Smooth metric measure spaces with non-negative curvature

TL;DR

This paper investigates geometric and spectral properties of complete noncompact smooth metric measure spaces with nonnegative Bakry-Émery Ricci curvature, deriving key estimates and characterizing the structure of such spaces.

Contribution

It provides new gradient estimates for positive $f$-harmonic functions, establishes a sharp spectral bound, and characterizes the structure of spaces where equality holds, including applications to Ricci solitons.

Findings

Gradient estimate for positive $f$-harmonic functions

Sharp upper bound for the bottom spectrum of the $f$-Laplacian

Characterization of spaces with equality as cylinders and implications for Ricci solitons

Abstract

We study both function theoretic and spectral properties on complete noncompact smooth metric measure space $(M,g,e^{-f}dv)$ with nonnegative Bakry-\'{E}mery Ricci curvature.

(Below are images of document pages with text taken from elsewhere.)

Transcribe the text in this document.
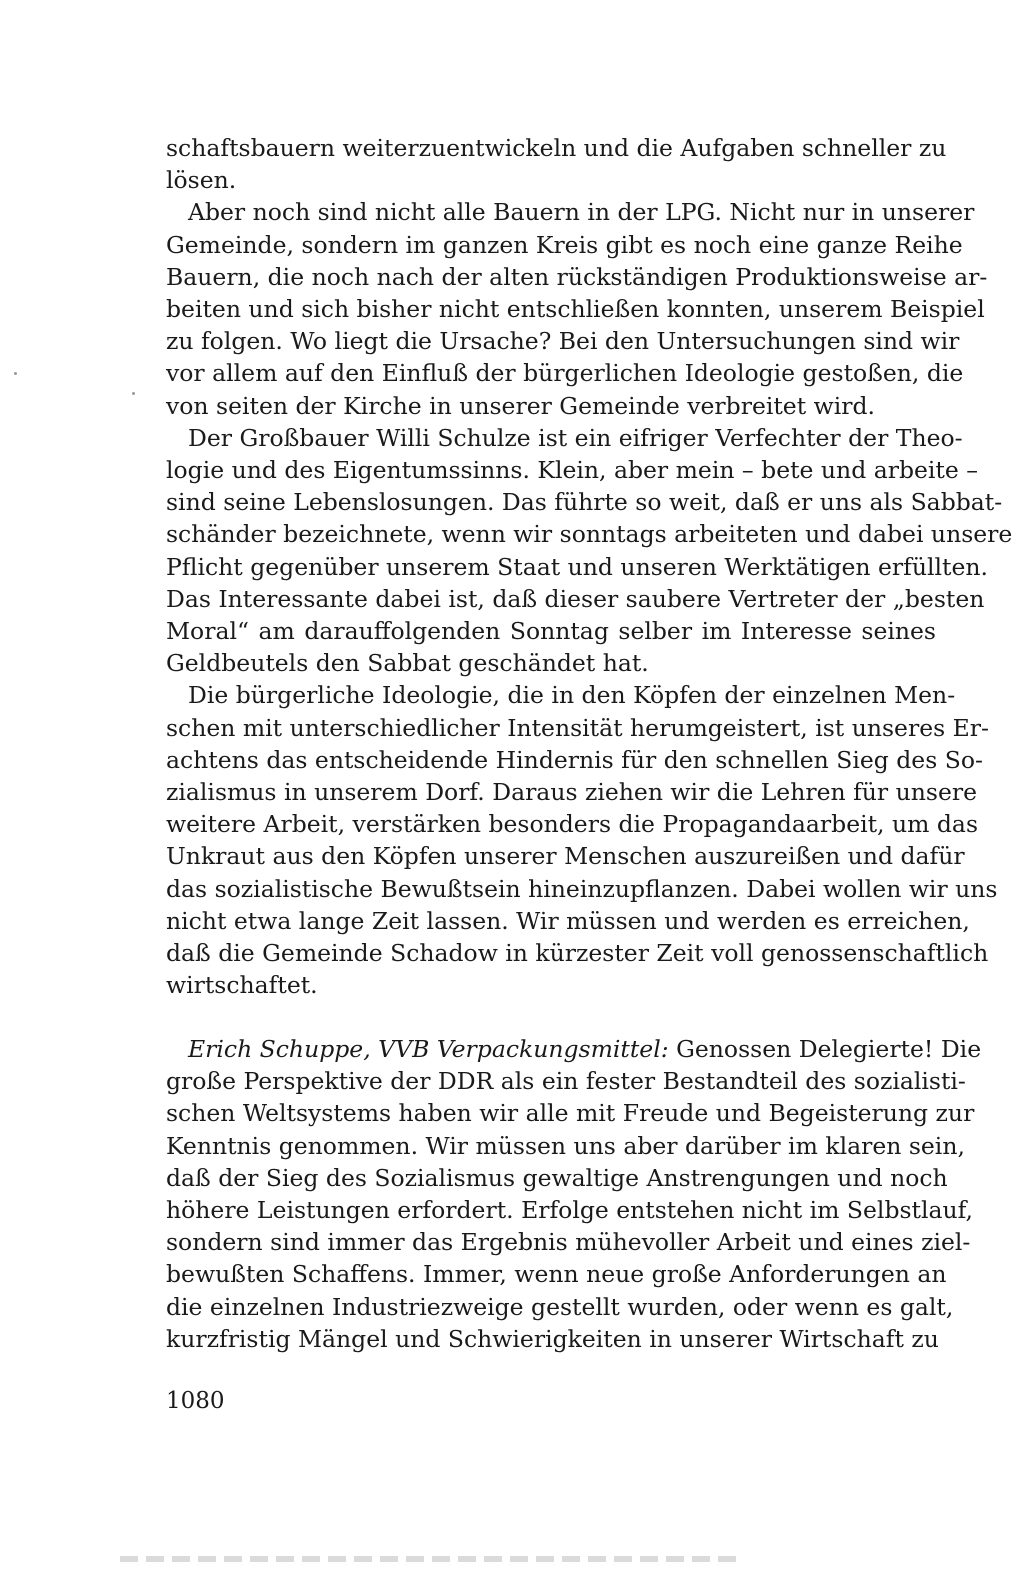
schaftsbauern weiterzuentwickeln und die Aufgaben schneller zu
lösen.
Aber noch sind nicht alle Bauern in der LPG. Nicht nur in unserer
Gemeinde, sondern im ganzen Kreis gibt es noch eine ganze Reihe
Bauern, die noch nach der alten rückständigen Produktionsweise ar-
beiten und sich bisher nicht entschließen konnten, unserem Beispiel
zu folgen. Wo liegt die Ursache? Bei den Untersuchungen sind wir
vor allem auf den Einfluß der bürgerlichen Ideologie gestoßen, die
von seiten der Kirche in unserer Gemeinde verbreitet wird.
Der Großbauer Willi Schulze ist ein eifriger Verfechter der Theo-
logie und des Eigentumssinns. Klein, aber mein – bete und arbeite –
sind seine Lebenslosungen. Das führte so weit, daß er uns als Sabbat-
schänder bezeichnete, wenn wir sonntags arbeiteten und dabei unsere
Pflicht gegenüber unserem Staat und unseren Werktätigen erfüllten.
Das Interessante dabei ist, daß dieser saubere Vertreter der „besten
Moral“ am darauffolgenden Sonntag selber im Interesse seines
Geldbeutels den Sabbat geschändet hat.
Die bürgerliche Ideologie, die in den Köpfen der einzelnen Men-
schen mit unterschiedlicher Intensität herumgeistert, ist unseres Er-
achtens das entscheidende Hindernis für den schnellen Sieg des So-
zialismus in unserem Dorf. Daraus ziehen wir die Lehren für unsere
weitere Arbeit, verstärken besonders die Propagandaarbeit, um das
Unkraut aus den Köpfen unserer Menschen auszureißen und dafür
das sozialistische Bewußtsein hineinzupflanzen. Dabei wollen wir uns
nicht etwa lange Zeit lassen. Wir müssen und werden es erreichen,
daß die Gemeinde Schadow in kürzester Zeit voll genossenschaftlich
wirtschaftet.
Erich Schuppe, VVB Verpackungsmittel: Genossen Delegierte! Die
große Perspektive der DDR als ein fester Bestandteil des sozialisti-
schen Weltsystems haben wir alle mit Freude und Begeisterung zur
Kenntnis genommen. Wir müssen uns aber darüber im klaren sein,
daß der Sieg des Sozialismus gewaltige Anstrengungen und noch
höhere Leistungen erfordert. Erfolge entstehen nicht im Selbstlauf,
sondern sind immer das Ergebnis mühevoller Arbeit und eines ziel-
bewußten Schaffens. Immer, wenn neue große Anforderungen an
die einzelnen Industriezweige gestellt wurden, oder wenn es galt,
kurzfristig Mängel und Schwierigkeiten in unserer Wirtschaft zu
1080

Among other things, we derive a gradient estimate for positive $f$-harmonic functions and obtain as a consequence the strong Liouville property under the optimal sublinear growth assumption on $f.$ We also establish a sharp upper bound of the bottom spectrum of the $f$-Laplacian in terms of the linear growth rate of $f.$ Moreover, we show that if equality holds and $M$ is not connected at infinity, then $M$ must be a cylinder. As an application, we conclude steady Ricci solitons must be connected at infinity.